I have to say that it was a fascinating experience. The degree program they have developed is a fascinating blend of technology and design. When I think about how much time I spend in front of a computer, it makes perfect sense to me why an English professor who can program in Flash would be in a technology department. I personally walked away with a lot of admiration for this school to create a program that today is hard to find but is certainly one that will be widespread in the coming years. It will be interesting to see how they will expand on what they have started and whether or not they will be able to assume a leadership position in a new category.
Two big takeaways for me. One is that it is interesting to see how universities have to grapple with the emergence of new disciplines, especially in areas with rapidly changing technologies. It is not unlike the emergence of computer science degrees out of math departments many years ago. Two, it will be interesting to see how students who are trained in interdisciplinary studies (technology, design, psychology, English, human computer interaction) will impact and contribute to technology in the coming years.

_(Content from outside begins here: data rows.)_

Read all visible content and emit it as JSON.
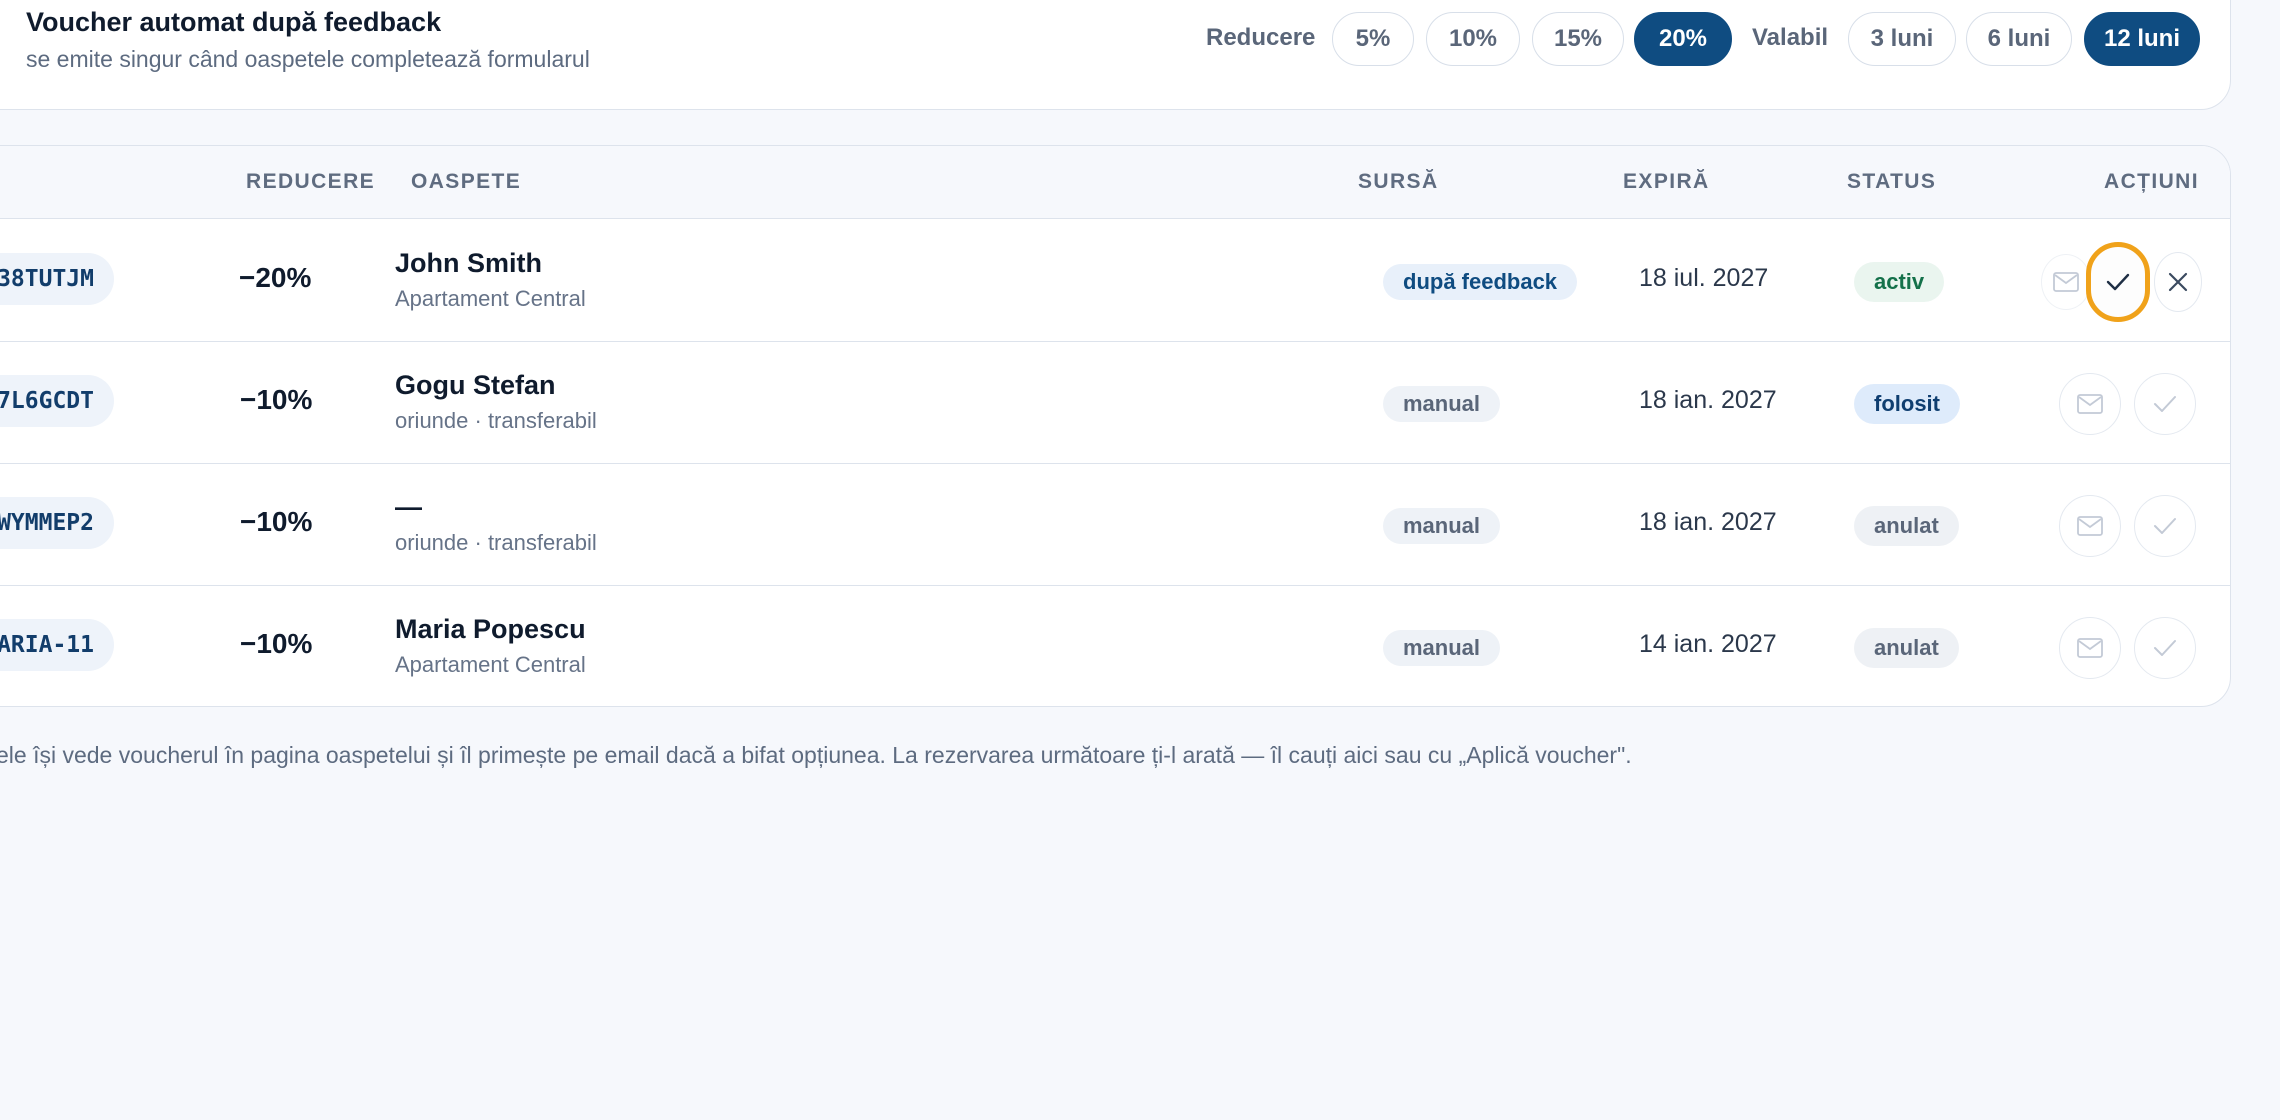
{
  "settings": {
    "title": "Voucher automat după feedback",
    "subtitle": "se emite singur când oaspetele completează formularul",
    "discount_label": "Reducere",
    "discount_options": [
      "5%",
      "10%",
      "15%",
      "20%"
    ],
    "discount_selected": "20%",
    "validity_label": "Valabil",
    "validity_options": [
      "3 luni",
      "6 luni",
      "12 luni"
    ],
    "validity_selected": "12 luni"
  },
  "table": {
    "headers": {
      "discount": "REDUCERE",
      "guest": "OASPETE",
      "source": "SURSĂ",
      "expires": "EXPIRĂ",
      "status": "STATUS",
      "actions": "ACȚIUNI"
    },
    "rows": [
      {
        "code": "38TUTJM",
        "discount": "−20%",
        "guest_name": "John Smith",
        "guest_sub": "Apartament Central",
        "source": "după feedback",
        "expires": "18 iul. 2027",
        "status": "activ"
      },
      {
        "code": "7L6GCDT",
        "discount": "−10%",
        "guest_name": "Gogu Stefan",
        "guest_sub": "oriunde · transferabil",
        "source": "manual",
        "expires": "18 ian. 2027",
        "status": "folosit"
      },
      {
        "code": "WYMMEP2",
        "discount": "−10%",
        "guest_name": "—",
        "guest_sub": "oriunde · transferabil",
        "source": "manual",
        "expires": "18 ian. 2027",
        "status": "anulat"
      },
      {
        "code": "ARIA-11",
        "discount": "−10%",
        "guest_name": "Maria Popescu",
        "guest_sub": "Apartament Central",
        "source": "manual",
        "expires": "14 ian. 2027",
        "status": "anulat"
      }
    ]
  },
  "footer_note": "ele își vede voucherul în pagina oaspetelui și îl primește pe email dacă a bifat opțiunea. La rezervarea următoare ți-l arată — îl cauți aici sau cu „Aplică voucher\".",
  "icons": {
    "email": "mail-icon",
    "use": "check-icon",
    "cancel": "close-icon"
  },
  "colors": {
    "accent": "#0f4c81",
    "focus_ring": "#f0a21a",
    "status_activ": "#14714a",
    "status_folosit": "#0f3e70",
    "status_anulat": "#5a6679"
  }
}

One of the feedback points that I gave to the students when I spoke with them was that although they are doing some pretty amazing stuff with Flash on computers, the opportunities that I see that are significant to me are how will design conform to devices that aren't computers. There are more mobile handsets in the world than computers and as I head to CTIA this weekend one of the devices in my bag has some pretty amazing Flash prototypes that we are working on. Other devices like the Chumby are built around Flash as a core piece of their value proposition and the desire to leverage the large installed base of Flash developers.
I hope that the University of Wisconsin continues down they path they have started on and I can say that I am personally going to try to see how I can help this fledgling department interface with some of the people I know who are working at the intersection of design and technology. Thanks for having me out and best of luck.